Luhan menggeram merasa sial. Padahal dia dan Chanyeol sudah beberapa kali melewati gang ini, namun belum pernah sekali pun mereka menemukan sejenis berandal seperti yang di sana itu.

Luhan menarik nafas dan berjalan lurus tak mempedulikan pri-pria mabuk itu. Salah satu dari mereka memanggil Luhan, namun Luhan tetap menundukkan kepalanya dan lewat begitu saja. Dia sungguh tidak mau berurusan dengan pria berandal!

"Heh, sombong sekali dia!" seru salah satu pria yang memakai jeans belel dengan satu botol minuman keras di tangannya.

Luhan dihadang oleh pria lain yang lengannya dipenuhi tatto. "Kau tidak dengar dia memanggilmu hah?!"

"Maaf, aku sedang terburu-buru." Luhan enggan mengangkat kepalanya.

Pria-pria yang lain di belakang Luhan tertawa keras. Mereka begerak mengerumuni Luhan membuat laki-laki yang berasal dari Bucheon itu semakin ciut.

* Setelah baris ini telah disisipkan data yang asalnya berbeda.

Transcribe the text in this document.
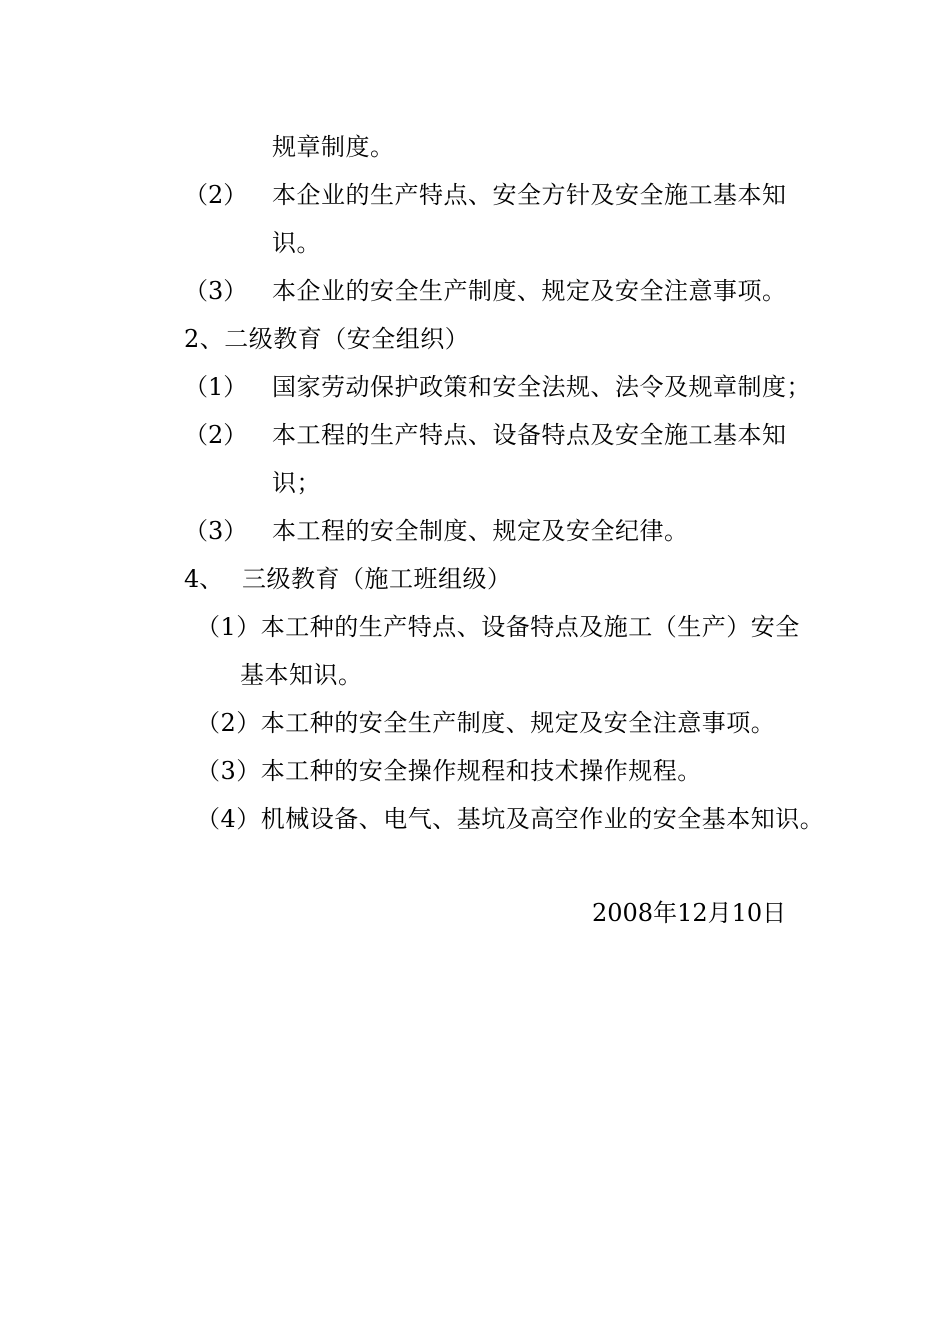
规章制度。
（2） 本企业的生产特点、安全方针及安全施工基本知
识。
（3） 本企业的安全生产制度、规定及安全注意事项。
2、二级教育（安全组织）
（1） 国家劳动保护政策和安全法规、法令及规章制度；
（2） 本工程的生产特点、设备特点及安全施工基本知
识；
（3） 本工程的安全制度、规定及安全纪律。
4、 三级教育（施工班组级）
（1）本工种的生产特点、设备特点及施工（生产）安全
基本知识。
（2）本工种的安全生产制度、规定及安全注意事项。
（3）本工种的安全操作规程和技术操作规程。
（4）机械设备、电气、基坑及高空作业的安全基本知识。
2008年12月10日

Dia takut pria-pria ini berbuat yang tidak-tidak padanya. Dia datang ke Seoul untuk belajar, bukan untuk dirusak.

"Maaf, biarkan aku pergi.." suara Luhan lemah bergetar.

"Permisi tuan-tuan!"

Pria-pria berandal itu dan Luhan sendiri menoleh ke arah sumber suara. Di sana, ada Chanyeol— yang entah datang dari mana—membuat Luhan tidak bisa menyembunyikan kelegaannya.

"Siapa kau?!"

"Aku? Aku orang yang ditugaskan ayah anak ini untuk menangkapnya."

Para pria berandal itu mengerutkan dahi bingung.

"Maksudku, ayah tiri anak ini." Chanyeol menunjuk Luhan. "Sebaiknya kalian lepaskan dia. Ayahnya itu seorang mafia yang tak akan segan-segan membunuh kalian. Sedangkan anak ini saja selalu dihajar setiap hari, apalagi kalian.."

Salah satu pria berandal itu maju. "Kau pikir kami sebodoh yang kau kira? Kalau memang ayah anak ini menghajarnya setiap hari, itu artinya dia juga tidak akan keberatan jika kami bermain sedikit dengannya." Pria yang lain menyeringai.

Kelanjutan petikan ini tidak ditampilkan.